A brief discussion about the hyperparameters is as follows. Currently in this setup, there are the following variables which can be changed by the user:
- number of hidden units
- number of layers
- which activation functions
- learning rate
- number of iterations
Before I go further, Andrew Ng has a nice playlist which I have not yet completed myself on hyperparameter tuning which can be found on YouTube. Also, I am aware that I didn’t go through the normal test/train stage, but that sort of depth was not entirely my goal for this markdown (in a later version where there is more detail, I plan to do such a thing). Now, I will explain my current understanding of the tuning for the above hyperparameters.
Regarding the number of hidden units, it was set to \(M=5\), but I can get the same results with something like \(M=3\). In the textbook by Bishop, there is a section on this that I haven’t quite grasped entirely, so I don’t want to possibly explain it incorrectly. However, he seems to check the loss for different values of \(M\) and plots them to choose which \(M\) is ideal.

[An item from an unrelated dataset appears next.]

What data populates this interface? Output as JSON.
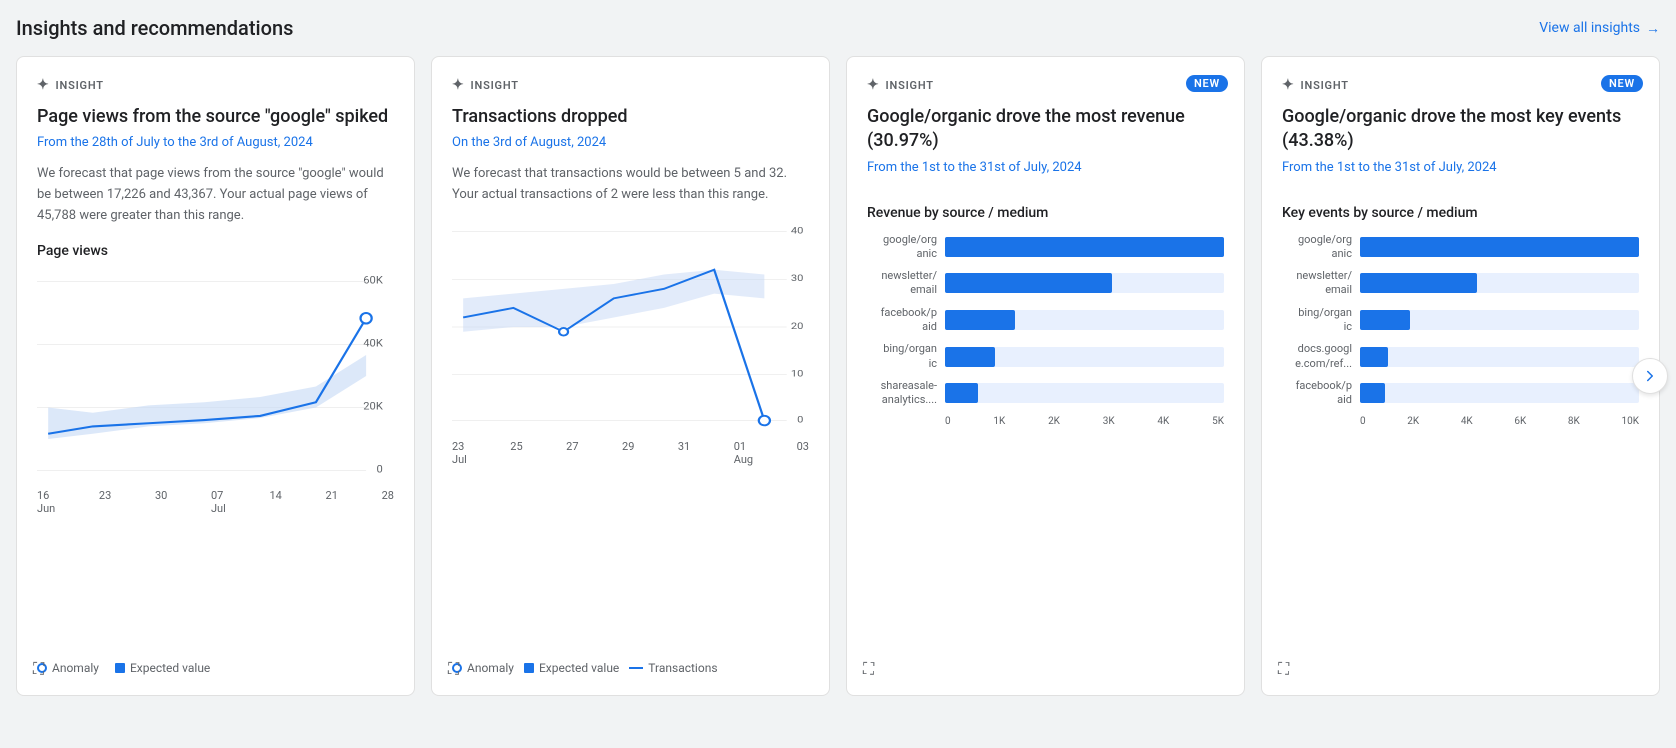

Regarding the number of layers, in this code there is a fixed number of two layers (the number of weight matrices), so it can’t quite be changed so simply if you are not using some sort of package. Adding a layer requires doing the extra math as well to calculate the gradients which changes as different numbers of layers are used. I have done this so far for up two three hidden layers and that is actually considered a ‘deep’ neural network since it goes beyond the simple two-layer neural network. Here I saw that they said that one hidden layer is enough, which is what we have here (hidden layer seems to refer to \(\textbf{Z}^{[1]}\), as a note, there are different jargon in the deep learning community).
Regarding the choice of activation functions, there are a few possible choices. I found a cheatsheet which shows the functions and their derivatives which are both required. In one of Andrew Ng’s videos, I heard him say that in the industry, ReLU is most common. Additionally, he mentioned that tanh is always preferrable to sigmoid, unless the activation function is the final activation function, \(\sigma (\cdot)\), in a binary classification model. In the above code, I chose to use tanh as the activation function for \(h(\cdot)\).
When doing algorithms that need to update themselves, there are times when they require both \(\eta\) and \(\tau\). The connection between the two is such that they are both trying to “climb up or down a mountain” to potentially find a global or sufficient local maximum/minimum. The way that the algorithm climbs the mountain is related to the combination of \(\eta\) and \(\tau\). Then \(\eta\) can be thought of as a step size and \(\tau\) can be thought of the maximum number of steps before stopping. If both \(\eta\) and \(\tau\) are too small, then the algorithm may not be able to get past a certain local minimum/maximum. If they are too large, then it’s possible that they will miss the maximum/minimum by skipping over it in their search. My understanding thus far of these two parameters is that they can be tuned by simulating different combinations of both and choose which combination leads to a lower loss from the error function.
6. Conclusion
As a reminder, I hope that you can understand that this is more akin to a page of notes from a student than some well edited version of a textbook. When trying to code a neural network from scratch, I found understanding the process to be quite difficult and so I made a similar page of notes on paper for me to understand. After discussing with some other people, it made sense for me to share what I’d done with others so that anyone else who is also just beginning to learn about neural networks can get some deeper insight into how it all really works. In the future I plan to update or write a new page where there is more detail and depth regarding how to understand neural networks.